Galaxy mergers in the era of large surveys (GalaxyMergers)

As galaxies are formed, to a large extent, by merging of smaller galaxies, knowing the merger history of the observed galaxies is crucial to understand their evolution as well as the evolution of the whole Universe. Galaxy mergers are slow processes, happening over millions of years and so the information about the merger history of any individual galaxy must be indirectly derived from its present-day state. Luckily, a significant portion of elliptical and lenticular galaxies show a unique type of fine structure known as stellar shells, which are created in mergers and can be used to date the last significant merger that the galaxy has undergone. We have already developed methods to extract such information from individual galaxies. Now we will expand the applicability of such methods to vastly larger samples. To this end, we will develop a set of self-contained tools to identify and analyze shell galaxies in images of large sky surveys, so that the estimates of merger times can be automatically obtained. We will apply those tools on existing data from current surveys and prepare for their application to the unprecedentedly large data set that will be produced by the Large Survey of Space and Time (LSST) at the Vera C. Rubin Observatory, which will become operational around the time when the project concludes.
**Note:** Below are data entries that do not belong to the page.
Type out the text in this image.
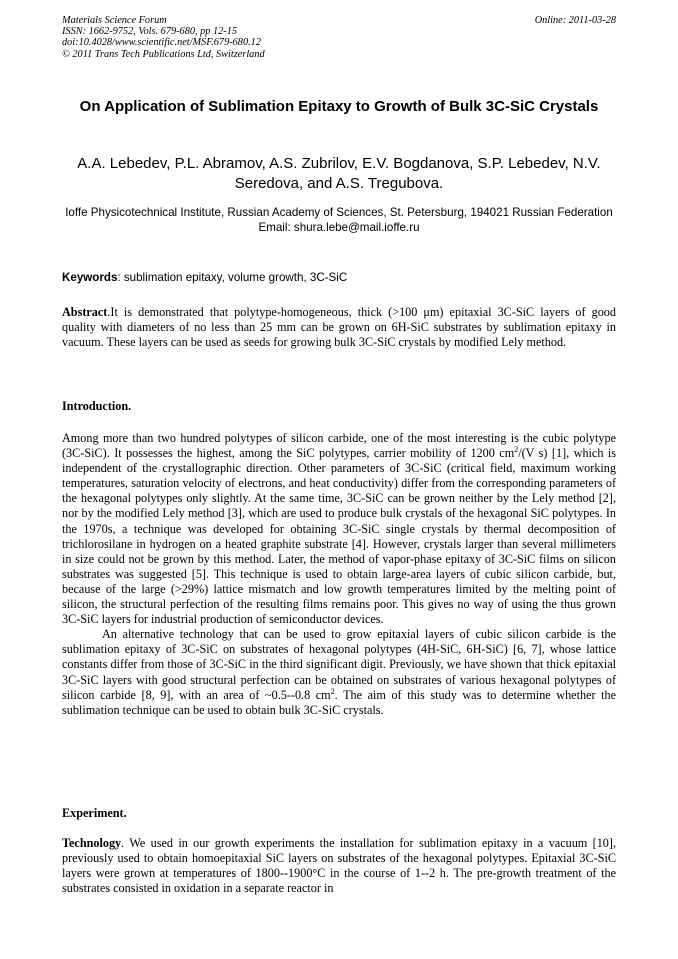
Materials Science Forum
ISSN: 1662-9752, Vols. 679-680, pp 12-15
doi:10.4028/www.scientific.net/MSF.679-680.12
© 2011 Trans Tech Publications Ltd, Switzerland
Online: 2011-03-28
On Application of Sublimation Epitaxy to Growth of Bulk 3C-SiC Crystals
A.A. Lebedev, P.L. Abramov, A.S. Zubrilov, E.V. Bogdanova, S.P. Lebedev, N.V. Seredova, and A.S. Tregubova.
Ioffe Physicotechnical Institute, Russian Academy of Sciences, St. Petersburg, 194021 Russian Federation
Email: shura.lebe@mail.ioffe.ru
Keywords: sublimation epitaxy, volume growth, 3C-SiC

Abstract.It is demonstrated that polytype-homogeneous, thick (>100 μm) epitaxial 3C-SiC layers of good quality with diameters of no less than 25 mm can be grown on 6H-SiC substrates by sublimation epitaxy in vacuum. These layers can be used as seeds for growing bulk 3C-SiC crystals by modified Lely method.

Introduction.

Among more than two hundred polytypes of silicon carbide, one of the most interesting is the cubic polytype (3C-SiC). It possesses the highest, among the SiC polytypes, carrier mobility of 1200 $cm^2/(V$ s) [1], which is independent of the crystallographic direction. Other parameters of 3C-SiC (critical field, maximum working temperatures, saturation velocity of electrons, and heat conductivity) differ from the corresponding parameters of the hexagonal polytypes only slightly. At the same time, 3C-SiC can be grown neither by the Lely method [2], nor by the modified Lely method [3], which are used to produce bulk crystals of the hexagonal SiC polytypes. In the 1970s, a technique was developed for obtaining 3C-SiC single crystals by thermal decomposition of trichlorosilane in hydrogen on a heated graphite substrate [4]. However, crystals larger than several millimeters in size could not be grown by this method. Later, the method of vapor-phase epitaxy of 3C-SiC films on silicon substrates was suggested [5]. This technique is used to obtain large-area layers of cubic silicon carbide, but, because of the large (>29%) lattice mismatch and low growth temperatures limited by the melting point of silicon, the structural perfection of the resulting films remains poor. This gives no way of using the thus grown 3C-SiC layers for industrial production of semiconductor devices.

An alternative technology that can be used to grow epitaxial layers of cubic silicon carbide is the sublimation epitaxy of 3C-SiC on substrates of hexagonal polytypes (4H-SiC, 6H-SiC) [6, 7], whose lattice constants differ from those of 3C-SiC in the third significant digit. Previously, we have shown that thick epitaxial 3C-SiC layers with good structural perfection can be obtained on substrates of various hexagonal polytypes of silicon carbide [8, 9], with an area of ~0.5--0.8 $cm^2$. The aim of this study was to determine whether the sublimation technique can be used to obtain bulk 3C-SiC crystals.

Experiment.

Technology. We used in our growth experiments the installation for sublimation epitaxy in a vacuum [10], previously used to obtain homoepitaxial SiC layers on substrates of the hexagonal polytypes. Epitaxial 3C-SiC layers were grown at temperatures of 1800--1900°C in the course of 1--2 h. The pre-growth treatment of the substrates consisted in oxidation in a separate reactor in
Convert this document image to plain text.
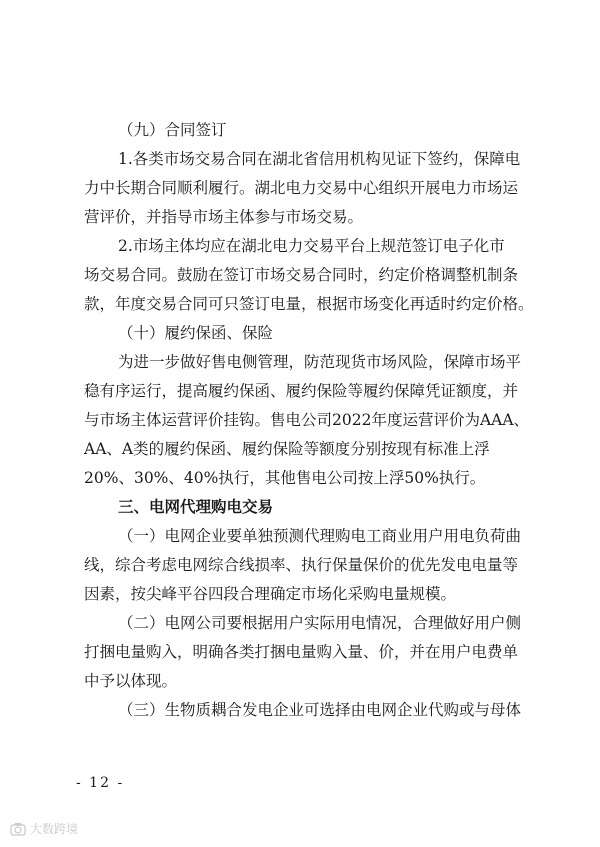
（九）合同签订
1.各类市场交易合同在湖北省信用机构见证下签约，保障电
力中长期合同顺利履行。湖北电力交易中心组织开展电力市场运
营评价，并指导市场主体参与市场交易。
2.市场主体均应在湖北电力交易平台上规范签订电子化市
场交易合同。鼓励在签订市场交易合同时，约定价格调整机制条
款，年度交易合同可只签订电量，根据市场变化再适时约定价格。
（十）履约保函、保险
为进一步做好售电侧管理，防范现货市场风险，保障市场平
稳有序运行，提高履约保函、履约保险等履约保障凭证额度，并
与市场主体运营评价挂钩。售电公司2022年度运营评价为AAA、
AA、A类的履约保函、履约保险等额度分别按现有标准上浮
20%、30%、40%执行，其他售电公司按上浮50%执行。
三、电网代理购电交易
（一）电网企业要单独预测代理购电工商业用户用电负荷曲
线，综合考虑电网综合线损率、执行保量保价的优先发电电量等
因素，按尖峰平谷四段合理确定市场化采购电量规模。
（二）电网公司要根据用户实际用电情况，合理做好用户侧
打捆电量购入，明确各类打捆电量购入量、价，并在用户电费单
中予以体现。
（三）生物质耦合发电企业可选择由电网企业代购或与母体
- 12 -
大数跨境
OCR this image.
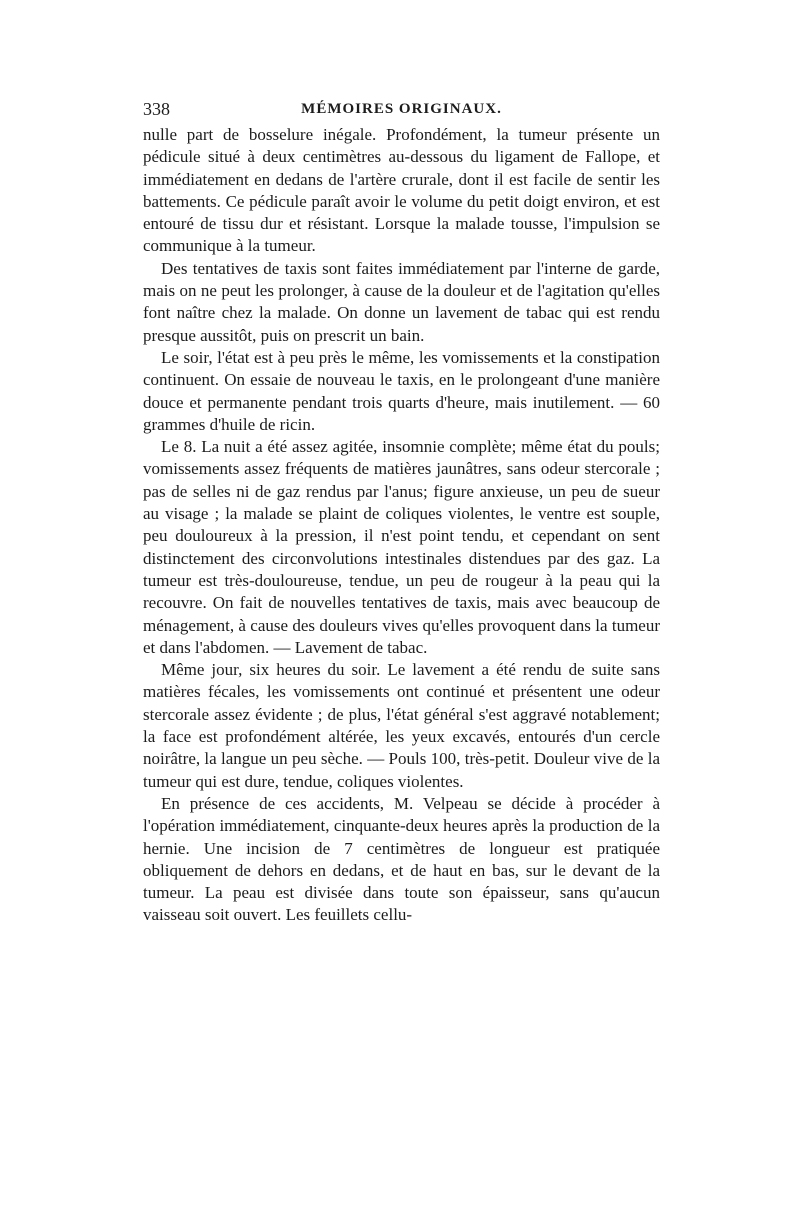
338	MÉMOIRES ORIGINAUX.

nulle part de bosselure inégale. Profondément, la tumeur présente un pédicule situé à deux centimètres au-dessous du ligament de Fallope, et immédiatement en dedans de l'artère crurale, dont il est facile de sentir les battements. Ce pédicule paraît avoir le volume du petit doigt environ, et est entouré de tissu dur et résistant. Lorsque la malade tousse, l'impulsion se communique à la tumeur.

Des tentatives de taxis sont faites immédiatement par l'interne de garde, mais on ne peut les prolonger, à cause de la douleur et de l'agitation qu'elles font naître chez la malade. On donne un lavement de tabac qui est rendu presque aussitôt, puis on prescrit un bain.

Le soir, l'état est à peu près le même, les vomissements et la constipation continuent. On essaie de nouveau le taxis, en le prolongeant d'une manière douce et permanente pendant trois quarts d'heure, mais inutilement. — 60 grammes d'huile de ricin.

Le 8. La nuit a été assez agitée, insomnie complète; même état du pouls; vomissements assez fréquents de matières jaunâtres, sans odeur stercorale ; pas de selles ni de gaz rendus par l'anus; figure anxieuse, un peu de sueur au visage ; la malade se plaint de coliques violentes, le ventre est souple, peu douloureux à la pression, il n'est point tendu, et cependant on sent distinctement des circonvolutions intestinales distendues par des gaz. La tumeur est très-douloureuse, tendue, un peu de rougeur à la peau qui la recouvre. On fait de nouvelles tentatives de taxis, mais avec beaucoup de ménagement, à cause des douleurs vives qu'elles provoquent dans la tumeur et dans l'abdomen. — Lavement de tabac.

Même jour, six heures du soir. Le lavement a été rendu de suite sans matières fécales, les vomissements ont continué et présentent une odeur stercorale assez évidente ; de plus, l'état général s'est aggravé notablement; la face est profondément altérée, les yeux excavés, entourés d'un cercle noirâtre, la langue un peu sèche. — Pouls 100, très-petit. Douleur vive de la tumeur qui est dure, tendue, coliques violentes.

En présence de ces accidents, M. Velpeau se décide à procéder à l'opération immédiatement, cinquante-deux heures après la production de la hernie. Une incision de 7 centimètres de longueur est pratiquée obliquement de dehors en dedans, et de haut en bas, sur le devant de la tumeur. La peau est divisée dans toute son épaisseur, sans qu'aucun vaisseau soit ouvert. Les feuillets cellu-
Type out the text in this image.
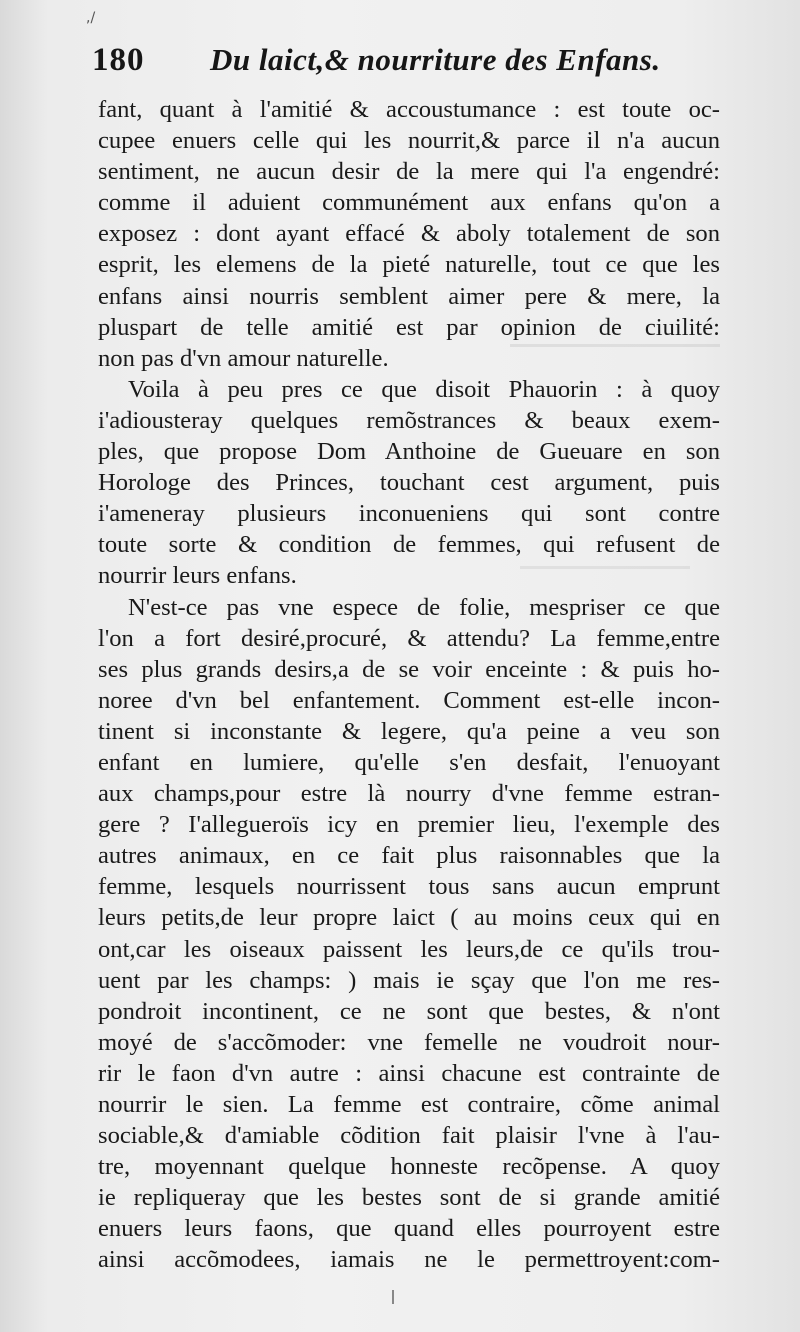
,/
180 Du laict,& nourriture des Enfans.
fant, quant à l'amitié & accoustumance : est toute oc-
cupee enuers celle qui les nourrit,& parce il n'a aucun
sentiment, ne aucun desir de la mere qui l'a engendré:
comme il aduient communément aux enfans qu'on a
exposez : dont ayant effacé & aboly totalement de son
esprit, les elemens de la pieté naturelle, tout ce que les
enfans ainsi nourris semblent aimer pere & mere, la
pluspart de telle amitié est par opinion de ciuilité:
non pas d'vn amour naturelle.
Voila à peu pres ce que disoit Phauorin : à quoy
i'adiousteray quelques remõstrances & beaux exem-
ples, que propose Dom Anthoine de Gueuare en son
Horologe des Princes, touchant cest argument, puis
i'ameneray plusieurs inconueniens qui sont contre
toute sorte & condition de femmes, qui refusent de
nourrir leurs enfans.
N'est-ce pas vne espece de folie, mespriser ce que
l'on a fort desiré,procuré, & attendu? La femme,entre
ses plus grands desirs,a de se voir enceinte : & puis ho-
noree d'vn bel enfantement. Comment est-elle incon-
tinent si inconstante & legere, qu'a peine a veu son
enfant en lumiere, qu'elle s'en desfait, l'enuoyant
aux champs,pour estre là nourry d'vne femme estran-
gere ? I'allegueroïs icy en premier lieu, l'exemple des
autres animaux, en ce fait plus raisonnables que la
femme, lesquels nourrissent tous sans aucun emprunt
leurs petits,de leur propre laict ( au moins ceux qui en
ont,car les oiseaux paissent les leurs,de ce qu'ils trou-
uent par les champs: ) mais ie sçay que l'on me res-
pondroit incontinent, ce ne sont que bestes, & n'ont
moyé de s'accõmoder: vne femelle ne voudroit nour-
rir le faon d'vn autre : ainsi chacune est contrainte de
nourrir le sien. La femme est contraire, cõme animal
sociable,& d'amiable cõdition fait plaisir l'vne à l'au-
tre, moyennant quelque honneste recõpense. A quoy
ie repliqueray que les bestes sont de si grande amitié
enuers leurs faons, que quand elles pourroyent estre
ainsi accõmodees, iamais ne le permettroyent:com-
This will transform shell galaxies from a position of curiosity to that of utility, allowing statistical applications using the merger data on the hundreds of shell galaxies that will be identified in the existing data and later on the thousands of galaxies eventually observed by the LSST project – a huge qualitative leap from the handful of galaxies with known merger histories available today. We will pioneer the use of this data by applying it for the benefit of LSST itself, where it will help optimize the observation time in search of transients by exploring the correlation of their occurrence with the merger histories of the host galaxies.